Given the situation, I have chosen to keep the name Olivia, but I am a Preston now.
I smile at my husband as he and Walt laugh over glasses of champagne.
Walt has been assigned to desk duty due to his heart condition.
No more going into the field for him. His cardiologist is certain he will continue to do well as long as he sticks to his meds, a strict diet, and exercise. I am making sure he does exactly that.
As for the victims who banded together in the hope of ending Fanning, Walt tossed their signed statements.
No one else had seen them except for the officer who left them on Walt’s desk, and he didn’t read them.
Their confessions were never added to the case file.
Walt and I decided they had suffered enough.
Thankfully, the DA decided not to go after them for harassment or any other charges.
Hyatt’s burned barn and stolen truck was all Fanning.
At least, that’s how the report was written, and no one is questioning it.
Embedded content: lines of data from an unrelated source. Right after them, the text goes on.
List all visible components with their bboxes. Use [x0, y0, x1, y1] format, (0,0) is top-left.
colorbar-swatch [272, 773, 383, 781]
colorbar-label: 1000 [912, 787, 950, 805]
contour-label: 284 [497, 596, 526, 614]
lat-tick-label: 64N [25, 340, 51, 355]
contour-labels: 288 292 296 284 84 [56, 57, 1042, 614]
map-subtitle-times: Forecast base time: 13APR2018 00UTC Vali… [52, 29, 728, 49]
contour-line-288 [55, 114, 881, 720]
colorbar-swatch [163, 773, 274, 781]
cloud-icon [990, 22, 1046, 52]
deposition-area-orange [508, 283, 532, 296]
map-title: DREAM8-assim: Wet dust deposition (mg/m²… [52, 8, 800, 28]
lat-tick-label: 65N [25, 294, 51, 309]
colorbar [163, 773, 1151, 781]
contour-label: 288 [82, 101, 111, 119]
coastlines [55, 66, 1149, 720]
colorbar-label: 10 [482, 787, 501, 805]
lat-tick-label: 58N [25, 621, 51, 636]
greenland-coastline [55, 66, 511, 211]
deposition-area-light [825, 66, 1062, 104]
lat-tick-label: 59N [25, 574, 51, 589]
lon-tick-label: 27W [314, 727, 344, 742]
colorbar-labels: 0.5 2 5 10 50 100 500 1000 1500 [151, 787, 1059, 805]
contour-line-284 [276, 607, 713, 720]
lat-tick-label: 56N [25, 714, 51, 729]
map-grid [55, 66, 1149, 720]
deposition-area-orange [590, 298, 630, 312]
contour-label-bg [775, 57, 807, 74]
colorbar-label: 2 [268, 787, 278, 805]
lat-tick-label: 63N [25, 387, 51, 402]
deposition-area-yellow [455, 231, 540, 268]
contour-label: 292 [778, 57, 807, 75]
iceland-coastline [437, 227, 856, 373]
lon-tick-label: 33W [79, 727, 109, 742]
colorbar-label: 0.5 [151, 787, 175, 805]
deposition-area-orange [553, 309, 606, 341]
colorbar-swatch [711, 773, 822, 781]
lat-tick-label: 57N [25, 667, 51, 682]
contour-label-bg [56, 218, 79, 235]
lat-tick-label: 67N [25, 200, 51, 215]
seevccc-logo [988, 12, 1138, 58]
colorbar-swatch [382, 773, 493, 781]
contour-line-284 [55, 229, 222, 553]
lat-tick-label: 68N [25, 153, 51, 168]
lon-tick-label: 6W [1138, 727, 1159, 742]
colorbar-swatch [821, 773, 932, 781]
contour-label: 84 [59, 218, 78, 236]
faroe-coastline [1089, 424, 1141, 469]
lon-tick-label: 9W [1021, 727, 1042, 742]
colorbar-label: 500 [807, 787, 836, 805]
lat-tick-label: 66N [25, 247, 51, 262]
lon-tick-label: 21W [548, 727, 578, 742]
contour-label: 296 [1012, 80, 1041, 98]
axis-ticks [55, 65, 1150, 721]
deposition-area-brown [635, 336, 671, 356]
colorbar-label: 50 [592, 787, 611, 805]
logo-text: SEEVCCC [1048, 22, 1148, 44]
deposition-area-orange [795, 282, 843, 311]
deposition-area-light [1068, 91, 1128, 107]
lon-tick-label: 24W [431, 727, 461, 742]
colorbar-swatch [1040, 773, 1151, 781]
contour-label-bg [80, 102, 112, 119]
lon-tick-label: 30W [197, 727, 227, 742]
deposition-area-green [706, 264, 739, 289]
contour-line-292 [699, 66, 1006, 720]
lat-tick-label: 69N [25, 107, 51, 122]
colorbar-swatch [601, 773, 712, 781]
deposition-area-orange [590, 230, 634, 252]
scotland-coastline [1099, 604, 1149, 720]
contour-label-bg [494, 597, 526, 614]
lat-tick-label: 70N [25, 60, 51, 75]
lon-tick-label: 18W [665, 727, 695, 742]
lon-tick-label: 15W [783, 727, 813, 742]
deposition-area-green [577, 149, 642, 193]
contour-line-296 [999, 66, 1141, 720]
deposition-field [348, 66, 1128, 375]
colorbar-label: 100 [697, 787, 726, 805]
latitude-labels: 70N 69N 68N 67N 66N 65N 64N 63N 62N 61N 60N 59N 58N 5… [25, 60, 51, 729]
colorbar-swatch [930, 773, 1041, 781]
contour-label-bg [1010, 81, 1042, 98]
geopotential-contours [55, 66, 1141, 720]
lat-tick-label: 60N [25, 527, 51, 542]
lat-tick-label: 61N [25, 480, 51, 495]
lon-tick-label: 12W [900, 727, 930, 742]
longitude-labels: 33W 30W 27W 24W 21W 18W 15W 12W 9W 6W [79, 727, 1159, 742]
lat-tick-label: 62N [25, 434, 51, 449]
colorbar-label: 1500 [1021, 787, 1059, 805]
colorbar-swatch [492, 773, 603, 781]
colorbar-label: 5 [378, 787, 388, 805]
All involved can go on with their lives.
Case closed.
Is any part of what we did wrong? Maybe. But we’re not looking back on that one, either.
David ushers me over to where the cake is being sliced and served.
I lean close and inhale the scent of him, so very grateful that I didn’t ruin our relationship with my secrets.
My therapist also helped me to see that David’s attempts to stop our relationship from falling apart triggered the child I once was to fight against the perceived domination.
Poor guy. He really was getting the worst of me.
I smile as he passes me a slice of cake.
Just watching how happy he is makes me happy.
In addition to all the psychiatric testing and therapy I’ve endured the past few months, I’ve also dealt with the other necessary tests, including for HIV, since I was in close contact with Fanning. I am good. No worries about that.
This is just the beginning of my new life.
The life I’ve led until now belonged to someone else.
In truth, I suppose you could say I’ve died twice and been resurrected.
This time, this life will be all mine. My goal is to figure out the motherhood thing so I can be the best mother possible for my child.
I don’t really know how normal people take care of normal children.
I’ve never really been normal; certainly none of the people involved with the first three decades of my life could be labeled as normal.
I want this child to have a real normal . . . whatever that is.
Lucky for me, I have a big, loving family. I look from David to Walt and the other people gathered in this room. Who could ask for more?
Life is good, and I am looking only forward.